Because Nosler load data was limited to Nosler bullets, my broader approach to bullet selection often found me with bullets of a different overall length or a different bearing surface. Seating a bullet more deeply in the case increased pressure, as could placing the bullet ogive too close to the rifling. In some instances I had to reduce my maximum powder charge from that published for similar weight bullets. Best accuracy usually came from an ogive-to-lands distance of .030 to .040 inch. I also tried to make certain the bullet seating depth equalled or exceeded the bullet diameter. Sometimes reaching both goals at the same time was not possible. In such cases, I opted for a proper seating depth. In a couple of instances I was further limited by the overall length of 2.260 inches.
Careful attention to pressure signs became important. Working up from a starting load or from 10 percent under the listed maximum became standard. While the maximum diameter of the cartridge in front of the extractor groove is listed as .420 inch, my best loads typically measured .4192 to .4193 inch.

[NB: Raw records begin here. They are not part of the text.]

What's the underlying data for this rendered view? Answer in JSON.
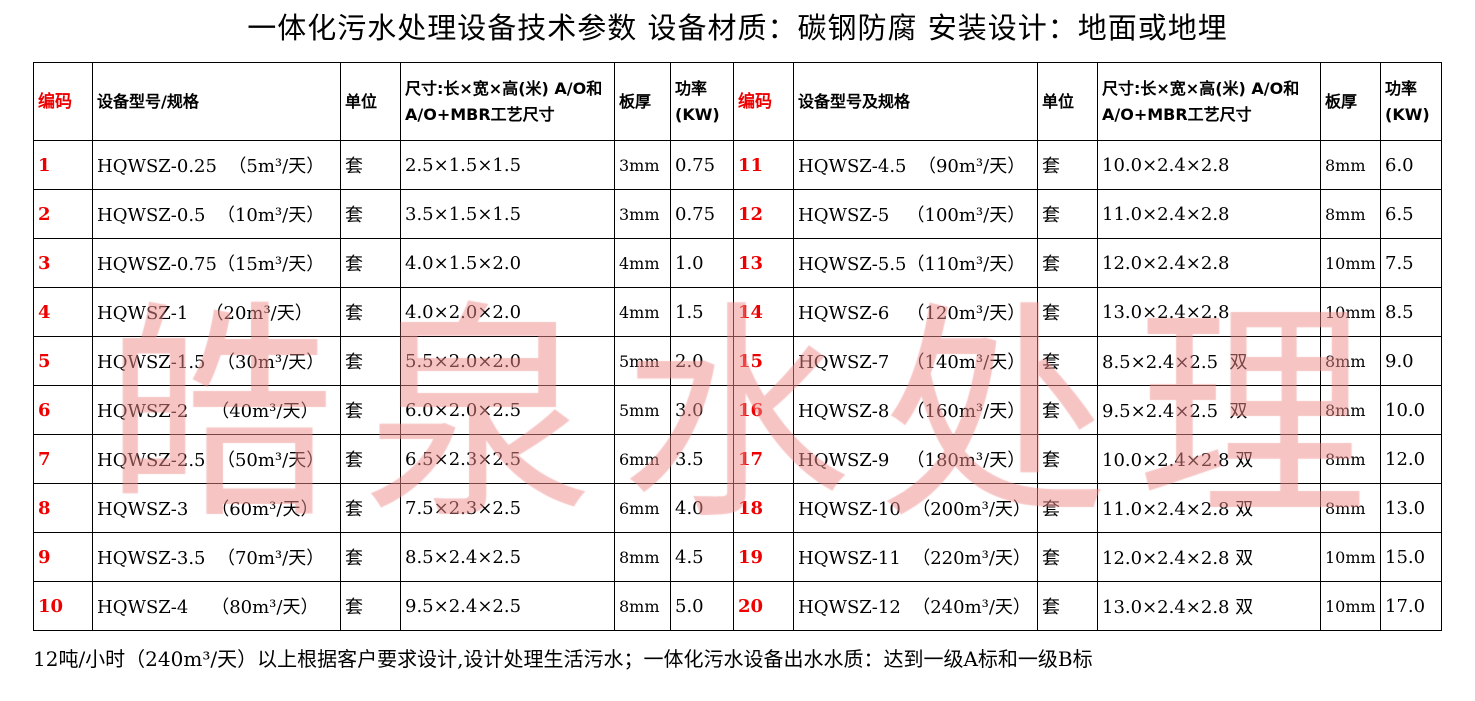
{
  "title": "一体化污水处理设备技术参数    设备材质：碳钢防腐   安装设计：地面或地埋",
  "headers_left": [
    "编码",
    "设备型号/规格",
    "单位",
    "尺寸:长×宽×高(米) A/O和A/O+MBR工艺尺寸",
    "板厚",
    "功率 (KW)"
  ],
  "headers_right": [
    "编码",
    "设备型号及规格",
    "单位",
    "尺寸:长×宽×高(米) A/O和A/O+MBR工艺尺寸",
    "板厚",
    "功率 (KW)"
  ],
  "rows": [
    [
      [
        "1",
        "HQWSZ-0.25  （5m³/天）",
        "套",
        "2.5×1.5×1.5",
        "3mm",
        "0.75"
      ],
      [
        "11",
        "HQWSZ-4.5  （90m³/天）",
        "套",
        "10.0×2.4×2.8",
        "8mm",
        "6.0"
      ]
    ],
    [
      [
        "2",
        "HQWSZ-0.5  （10m³/天）",
        "套",
        "3.5×1.5×1.5",
        "3mm",
        "0.75"
      ],
      [
        "12",
        "HQWSZ-5   （100m³/天）",
        "套",
        "11.0×2.4×2.8",
        "8mm",
        "6.5"
      ]
    ],
    [
      [
        "3",
        "HQWSZ-0.75（15m³/天）",
        "套",
        "4.0×1.5×2.0",
        "4mm",
        "1.0"
      ],
      [
        "13",
        "HQWSZ-5.5（110m³/天）",
        "套",
        "12.0×2.4×2.8",
        "10mm",
        "7.5"
      ]
    ],
    [
      [
        "4",
        "HQWSZ-1   （20m³/天）",
        "套",
        "4.0×2.0×2.0",
        "4mm",
        "1.5"
      ],
      [
        "14",
        "HQWSZ-6   （120m³/天）",
        "套",
        "13.0×2.4×2.8",
        "10mm",
        "8.5"
      ]
    ],
    [
      [
        "5",
        "HQWSZ-1.5  （30m³/天）",
        "套",
        "5.5×2.0×2.0",
        "5mm",
        "2.0"
      ],
      [
        "15",
        "HQWSZ-7   （140m³/天）",
        "套",
        "8.5×2.4×2.5  双",
        "8mm",
        "9.0"
      ]
    ],
    [
      [
        "6",
        "HQWSZ-2    （40m³/天）",
        "套",
        "6.0×2.0×2.5",
        "5mm",
        "3.0"
      ],
      [
        "16",
        "HQWSZ-8   （160m³/天）",
        "套",
        "9.5×2.4×2.5  双",
        "8mm",
        "10.0"
      ]
    ],
    [
      [
        "7",
        "HQWSZ-2.5  （50m³/天）",
        "套",
        "6.5×2.3×2.5",
        "6mm",
        "3.5"
      ],
      [
        "17",
        "HQWSZ-9   （180m³/天）",
        "套",
        "10.0×2.4×2.8 双",
        "8mm",
        "12.0"
      ]
    ],
    [
      [
        "8",
        "HQWSZ-3    （60m³/天）",
        "套",
        "7.5×2.3×2.5",
        "6mm",
        "4.0"
      ],
      [
        "18",
        "HQWSZ-10  （200m³/天）",
        "套",
        "11.0×2.4×2.8 双",
        "8mm",
        "13.0"
      ]
    ],
    [
      [
        "9",
        "HQWSZ-3.5  （70m³/天）",
        "套",
        "8.5×2.4×2.5",
        "8mm",
        "4.5"
      ],
      [
        "19",
        "HQWSZ-11  （220m³/天）",
        "套",
        "12.0×2.4×2.8 双",
        "10mm",
        "15.0"
      ]
    ],
    [
      [
        "10",
        "HQWSZ-4    （80m³/天）",
        "套",
        "9.5×2.4×2.5",
        "8mm",
        "5.0"
      ],
      [
        "20",
        "HQWSZ-12  （240m³/天）",
        "套",
        "13.0×2.4×2.8 双",
        "10mm",
        "17.0"
      ]
    ]
  ],
  "footer": "12吨/小时（240m³/天）以上根据客户要求设计,设计处理生活污水；一体化污水设备出水水质：达到一级A标和一级B标",
  "watermark": "皓泉水处理",
  "colors": {
    "code": "#ee0000",
    "watermark": "#f08a8a"
  }
}
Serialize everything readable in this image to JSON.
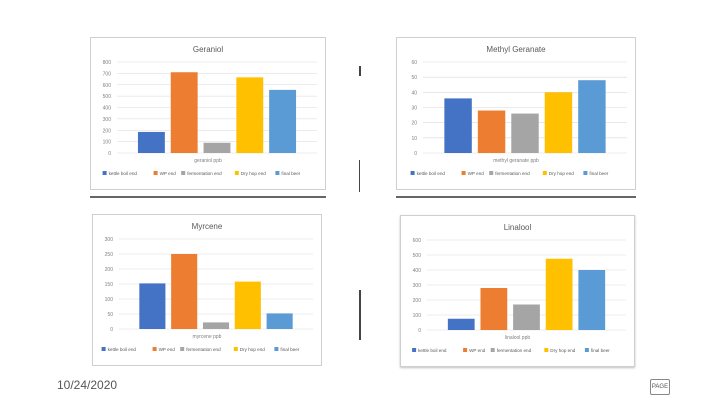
{
  "footer": {
    "date": "10/24/2020",
    "page_label": "PAGE"
  },
  "chart_data": [
    {
      "type": "bar",
      "title": "Geraniol",
      "xlabel": "geraniol ppb",
      "ylim": [
        0,
        800
      ],
      "yticks": [
        0,
        100,
        200,
        300,
        400,
        500,
        600,
        700,
        800
      ],
      "series": [
        {
          "name": "kettle boil end",
          "value": 185,
          "color": "#4472c4"
        },
        {
          "name": "WP end",
          "value": 710,
          "color": "#ed7d31"
        },
        {
          "name": "fermentation end",
          "value": 90,
          "color": "#a5a5a5"
        },
        {
          "name": "Dry hop end",
          "value": 665,
          "color": "#ffc000"
        },
        {
          "name": "final beer",
          "value": 555,
          "color": "#5b9bd5"
        }
      ]
    },
    {
      "type": "bar",
      "title": "Methyl Geranate",
      "xlabel": "methyl geranate ppb",
      "ylim": [
        0,
        60
      ],
      "yticks": [
        0,
        10,
        20,
        30,
        40,
        50,
        60
      ],
      "series": [
        {
          "name": "kettle boil end",
          "value": 36,
          "color": "#4472c4"
        },
        {
          "name": "WP end",
          "value": 28,
          "color": "#ed7d31"
        },
        {
          "name": "fermentation end",
          "value": 26,
          "color": "#a5a5a5"
        },
        {
          "name": "Dry hop end",
          "value": 40,
          "color": "#ffc000"
        },
        {
          "name": "final beer",
          "value": 48,
          "color": "#5b9bd5"
        }
      ]
    },
    {
      "type": "bar",
      "title": "Myrcene",
      "xlabel": "myrcene ppb",
      "ylim": [
        0,
        300
      ],
      "yticks": [
        0,
        50,
        100,
        150,
        200,
        250,
        300
      ],
      "series": [
        {
          "name": "kettle boil end",
          "value": 152,
          "color": "#4472c4"
        },
        {
          "name": "WP end",
          "value": 250,
          "color": "#ed7d31"
        },
        {
          "name": "fermentation end",
          "value": 22,
          "color": "#a5a5a5"
        },
        {
          "name": "Dry hop end",
          "value": 158,
          "color": "#ffc000"
        },
        {
          "name": "final beer",
          "value": 52,
          "color": "#5b9bd5"
        }
      ]
    },
    {
      "type": "bar",
      "title": "Linalool",
      "xlabel": "linalool ppb",
      "ylim": [
        0,
        600
      ],
      "yticks": [
        0,
        100,
        200,
        300,
        400,
        500,
        600
      ],
      "series": [
        {
          "name": "kettle boil end",
          "value": 75,
          "color": "#4472c4"
        },
        {
          "name": "WP end",
          "value": 280,
          "color": "#ed7d31"
        },
        {
          "name": "fermentation end",
          "value": 170,
          "color": "#a5a5a5"
        },
        {
          "name": "Dry hop end",
          "value": 475,
          "color": "#ffc000"
        },
        {
          "name": "final beer",
          "value": 400,
          "color": "#5b9bd5"
        }
      ]
    }
  ]
}
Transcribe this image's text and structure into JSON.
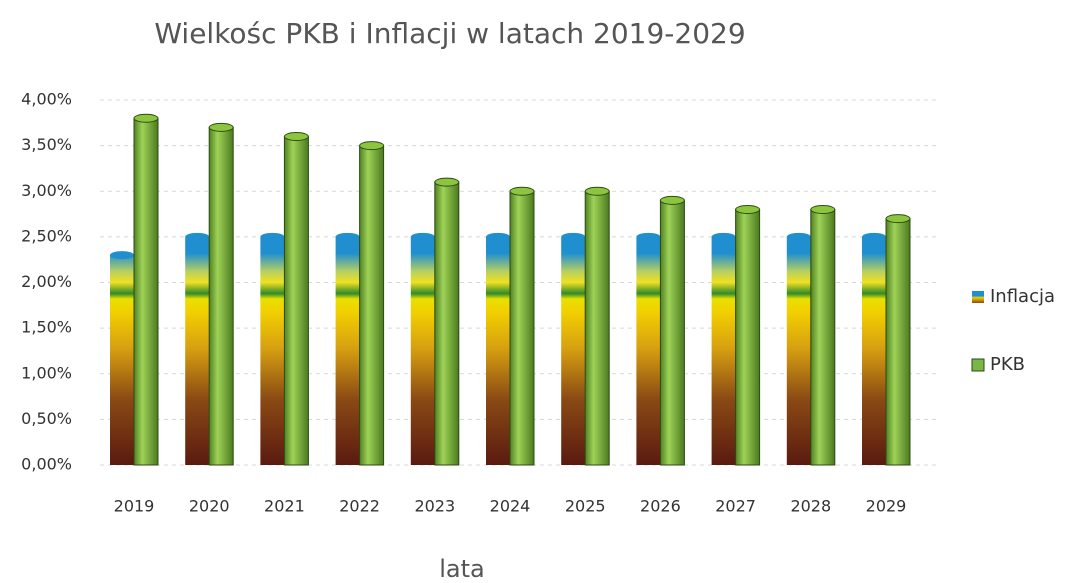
{
  "chart_data": {
    "type": "bar",
    "title": "Wielkośc PKB i Inflacji w latach 2019-2029",
    "xlabel": "lata",
    "categories": [
      "2019",
      "2020",
      "2021",
      "2022",
      "2023",
      "2024",
      "2025",
      "2026",
      "2027",
      "2028",
      "2029"
    ],
    "series": [
      {
        "name": "Inflacja",
        "color": "#1f8fd0",
        "values": [
          2.3,
          2.5,
          2.5,
          2.5,
          2.5,
          2.5,
          2.5,
          2.5,
          2.5,
          2.5,
          2.5
        ]
      },
      {
        "name": "PKB",
        "color": "#7ab648",
        "values": [
          3.8,
          3.7,
          3.6,
          3.5,
          3.1,
          3.0,
          3.0,
          2.9,
          2.8,
          2.8,
          2.7
        ]
      }
    ],
    "ylim": [
      0,
      4
    ],
    "yticks": [
      {
        "value": 0,
        "label": "0,00%"
      },
      {
        "value": 0.5,
        "label": "0,50%"
      },
      {
        "value": 1,
        "label": "1,00%"
      },
      {
        "value": 1.5,
        "label": "1,50%"
      },
      {
        "value": 2,
        "label": "2,00%"
      },
      {
        "value": 2.5,
        "label": "2,50%"
      },
      {
        "value": 3,
        "label": "3,00%"
      },
      {
        "value": 3.5,
        "label": "3,50%"
      },
      {
        "value": 4,
        "label": "4,00%"
      }
    ],
    "grid": true,
    "legend": "right"
  }
}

My maximum became .4195 inch. Venturing beyond this produced loose primer pockets, a likely sign I was exceeding SAAMI pressure limits.
Throughout the tests I can’t say any particular bullet stood out. I did not expect much from the 55-grain bullets, given the fast twist rate of the barrel, but even their performance was frequently very good. I was surprised to find things picking up as early as the 58-grain bullets but expected – and found – accuracy improving across the board as bullet weight increased. Although a great many powders could have been used, selected were those that were likely to produce the highest velocity and properly fill the case. Here there was a standout: Accurate’s LT-32.
With 55- to 75-grain bullets no other powder produced such consistent accuracy. IMR’s 8208 XBR and Hodgdon’s Varget also excelled as bullet weights increased. Actually, each powder used seemed to excel with at least one bullet. There were five or six combinations that produced extremely small groups that probably should be considered aberrations. Still, overall, this .24 Nosler is a very accurate cartridge.
I think shooters who want an accurate, efficient cartridge with mild recoil and enough powder for our smaller big game while serving double duty keeping the local varmint population in check, or simply having fun at the range, will find this .24 Nosler works quite nicely.